Throughout 2016, several events occurred which seem to have shaken the foundations of international security. Brexit, Russian resurgence, and the election of Donald Trump have all greatly worried foreign policy experts who fear that the "liberal international order" is in jeopardy. Now this isn't Liberal as in Democrats and Republicans, this is liberal in the sense of free and open societies versus autocratic systems of power. These experts believe that the rise of right-wing populism throughout established democracies is a harbinger of even greater instability to come. Just a few weeks ago, the Eurasia Group (a well-renowned policy think tank) published their top ten global security risks for 2017, listing a retreating America as the number one risk to the global security system. But what exactly is this liberal international order and how does the United States factor into it? This week, we'll describe how international security currently works, and how the "rise of the rest" might threaten this reality.
The liberal international order is essentially the global security framework that was established after the end of the Second World War. There are many different aspects that make up the order, but the dominance of the American military and its commitment to the security of its allies is the cornerstone of this system (NATO is a prime example of this). These allies, emboldened by the protection that the United States offers, are then encouraged to spend less on military power and more on social welfare programs to help create open, more democratic societies. This encouragement for liberal democracies which prioritize open borders and free trade is another major aspect of the liberal international order (though there are some obvious autocratic exceptions). Finally, the resolution of conflicts via international institutions is another fundamental factor of the order. This includes international forums like the United Nations and the global encouragement of nonviolent means to solve transnational disputes.
So how does the rise of populism seem to threaten this order? The answers to this can almost all be found within the presidential campaign of Donald Trump. All along the campaign trail (and even after it), Trump seemed to constantly undermine the assumptions of the liberal international order. He dismissed the importance of NATO and openly questioned America's fundamental alliances. He and his supporters have also been highly critical of the phenomenon of globalization brought on by the order. The campaign was well known for proposing closed borders and stoking the fires of racially based nationalism (whether intentionally or unintentionally). This isn't to say that the Trump campaign and presidency is against the liberal international order, just that he managed to tap into growing disillusionment with the downsides of leading the system.

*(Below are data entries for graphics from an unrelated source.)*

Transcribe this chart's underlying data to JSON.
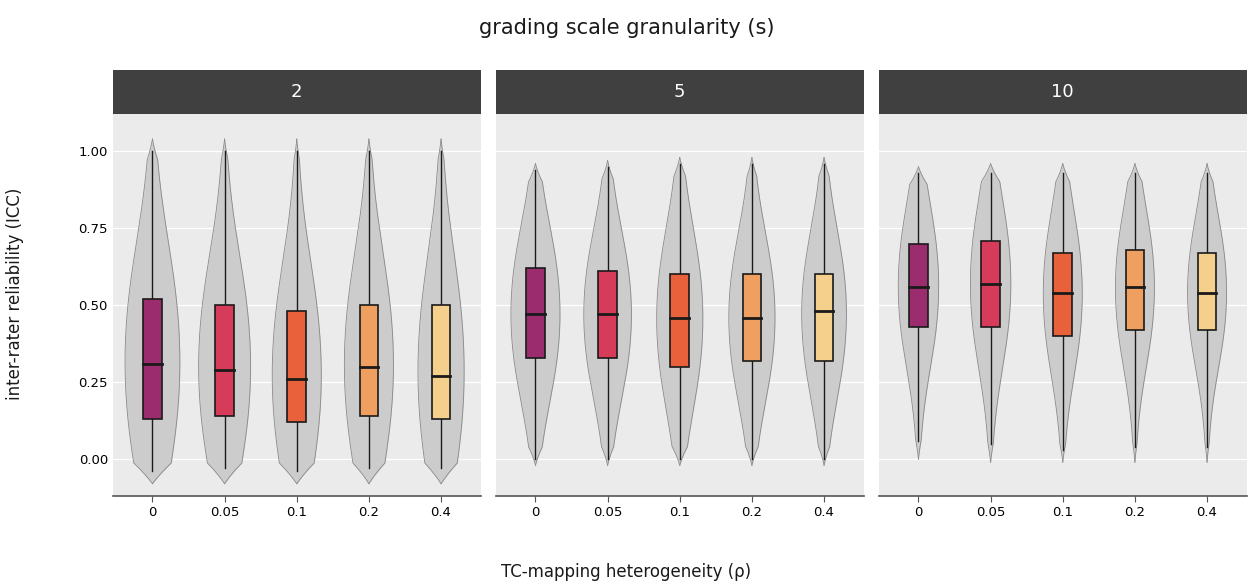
{
  "title": "grading scale granularity (s)",
  "xlabel": "TC-mapping heterogeneity (ρ)",
  "ylabel": "inter-rater reliability (ICC)",
  "panels": [
    "2",
    "5",
    "10"
  ],
  "rho_labels": [
    "0",
    "0.05",
    "0.1",
    "0.2",
    "0.4"
  ],
  "rho_keys": [
    "0",
    "0.05",
    "0.1",
    "0.2",
    "0.4"
  ],
  "colors": [
    "#9B2D6E",
    "#D63B5A",
    "#E8613A",
    "#EFA060",
    "#F5D08C"
  ],
  "panel_bg": "#EBEBEB",
  "header_bg": "#404040",
  "header_text": "#FFFFFF",
  "grid_color": "#FFFFFF",
  "violin_color": "#CCCCCC",
  "violin_edge_color": "#888888",
  "box_edge_color": "#1A1A1A",
  "fig_bg": "#FFFFFF",
  "ylim": [
    -0.12,
    1.12
  ],
  "yticks": [
    0.0,
    0.25,
    0.5,
    0.75,
    1.0
  ],
  "ytick_labels": [
    "0.00",
    "0.25",
    "0.50",
    "0.75",
    "1.00"
  ],
  "data": {
    "2": {
      "0": {
        "q1": 0.13,
        "median": 0.31,
        "q3": 0.52,
        "whislo": -0.04,
        "whishi": 1.0,
        "vmin": -0.08,
        "vmax": 1.04,
        "vwidth": 0.38
      },
      "0.05": {
        "q1": 0.14,
        "median": 0.29,
        "q3": 0.5,
        "whislo": -0.03,
        "whishi": 1.0,
        "vmin": -0.08,
        "vmax": 1.04,
        "vwidth": 0.36
      },
      "0.1": {
        "q1": 0.12,
        "median": 0.26,
        "q3": 0.48,
        "whislo": -0.04,
        "whishi": 1.0,
        "vmin": -0.08,
        "vmax": 1.04,
        "vwidth": 0.34
      },
      "0.2": {
        "q1": 0.14,
        "median": 0.3,
        "q3": 0.5,
        "whislo": -0.03,
        "whishi": 1.0,
        "vmin": -0.08,
        "vmax": 1.04,
        "vwidth": 0.34
      },
      "0.4": {
        "q1": 0.13,
        "median": 0.27,
        "q3": 0.5,
        "whislo": -0.03,
        "whishi": 1.0,
        "vmin": -0.08,
        "vmax": 1.04,
        "vwidth": 0.32
      }
    },
    "5": {
      "0": {
        "q1": 0.33,
        "median": 0.47,
        "q3": 0.62,
        "whislo": 0.0,
        "whishi": 0.94,
        "vmin": -0.02,
        "vmax": 0.96,
        "vwidth": 0.34
      },
      "0.05": {
        "q1": 0.33,
        "median": 0.47,
        "q3": 0.61,
        "whislo": 0.0,
        "whishi": 0.95,
        "vmin": -0.02,
        "vmax": 0.97,
        "vwidth": 0.33
      },
      "0.1": {
        "q1": 0.3,
        "median": 0.46,
        "q3": 0.6,
        "whislo": 0.0,
        "whishi": 0.96,
        "vmin": -0.02,
        "vmax": 0.98,
        "vwidth": 0.32
      },
      "0.2": {
        "q1": 0.32,
        "median": 0.46,
        "q3": 0.6,
        "whislo": 0.0,
        "whishi": 0.96,
        "vmin": -0.02,
        "vmax": 0.98,
        "vwidth": 0.32
      },
      "0.4": {
        "q1": 0.32,
        "median": 0.48,
        "q3": 0.6,
        "whislo": 0.0,
        "whishi": 0.96,
        "vmin": -0.02,
        "vmax": 0.98,
        "vwidth": 0.31
      }
    },
    "10": {
      "0": {
        "q1": 0.43,
        "median": 0.56,
        "q3": 0.7,
        "whislo": 0.06,
        "whishi": 0.93,
        "vmin": 0.0,
        "vmax": 0.95,
        "vwidth": 0.28
      },
      "0.05": {
        "q1": 0.43,
        "median": 0.57,
        "q3": 0.71,
        "whislo": 0.05,
        "whishi": 0.93,
        "vmin": -0.01,
        "vmax": 0.96,
        "vwidth": 0.28
      },
      "0.1": {
        "q1": 0.4,
        "median": 0.54,
        "q3": 0.67,
        "whislo": 0.03,
        "whishi": 0.93,
        "vmin": -0.01,
        "vmax": 0.96,
        "vwidth": 0.27
      },
      "0.2": {
        "q1": 0.42,
        "median": 0.56,
        "q3": 0.68,
        "whislo": 0.04,
        "whishi": 0.93,
        "vmin": -0.01,
        "vmax": 0.96,
        "vwidth": 0.27
      },
      "0.4": {
        "q1": 0.42,
        "median": 0.54,
        "q3": 0.67,
        "whislo": 0.04,
        "whishi": 0.93,
        "vmin": -0.01,
        "vmax": 0.96,
        "vwidth": 0.27
      }
    }
  }
}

In addition to populism, the rise of other great powers could potentially challenge the global security framework created by the United States and its European allies. Russia will continue to expand its influence throughout eastern Europe and the Middle East. China will continue to expand its influence in the Pacific and in the surrounding seas (as it has already done in the South China Sea). But this doesn't necessarily spell the end of the liberal international order. This system was in place during the Cold War when the Soviet Union maintained a nearly equal status with the United States, so it is clear that this system does not necessarily need the cooperation of all great powers to exist.
The problem is that this "rise of the rest" comes just as the United States has decided to decrease its support for multilateral global institutions and pull back from its obligations as leader of the liberal international system. The key to global stability is allowing Russia, China, and others to expand and grow WITHIN the broad parameters of the existing global order, not opening the door for these powers to create their own competing orders (such as global communism or a system which only recognizes military domination as legitimate).

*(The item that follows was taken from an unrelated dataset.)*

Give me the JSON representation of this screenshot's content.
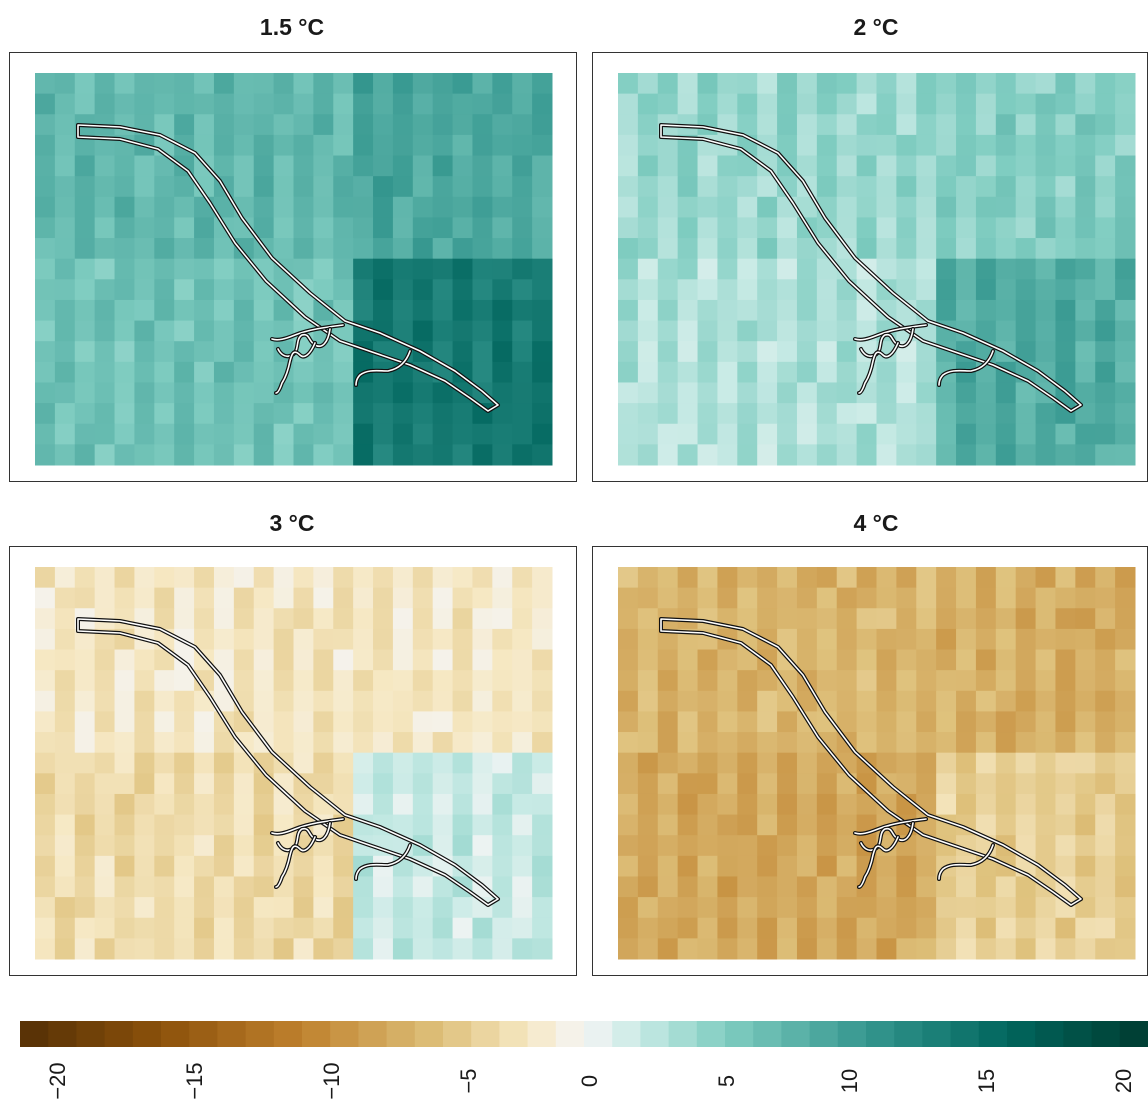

Still, the main threat to the global order comes not from without, but from within. Many Americans (and populists worldwide) no longer view the liberal order with the same sense of reverence as before. They sometimes take for granted the stability, prosperity, and general freedom of movement that comes with an open world order. Instead, they are focusing on the negatives of globalization which sometimes disproportionately impact the main guarantors of the world order.
Fortunately, even American retrenchment away from the global order won't necessarily spell the end of the liberal international system. Global financial and social interdependence (economic peace theory and democratic peace theory respectively) are among the strongest forces preventing global war (since the costs of ending the whole system far outweigh the potential benefits). The United States also remains far and away the global military superpower. As powerful as Russia and China are, they still come nowhere close to American military supremacy in a global sense. And even as concerning as the Trump election has been, his cabinet picks of General Mattis for Secretary of Defense and Rex Tillerson for Secretary of State all seem to bode well for America's continued commitment to the order.
But the problems of globalization brought on by the liberal international order are real. So this isn't to say that America should assume it is doing everything right in its role on the world stage. Still, voluntarily relinquishing our position as the global hegemon by abolishing free trade or ending the NATO alliance is dangerous and short sighted. It might not hurt America right away, but it certainly increases the risk of instability abroad. And as we have seen from two previous world wars, the problems of Europe, Asia, and the Middle East always come back to involve the United States.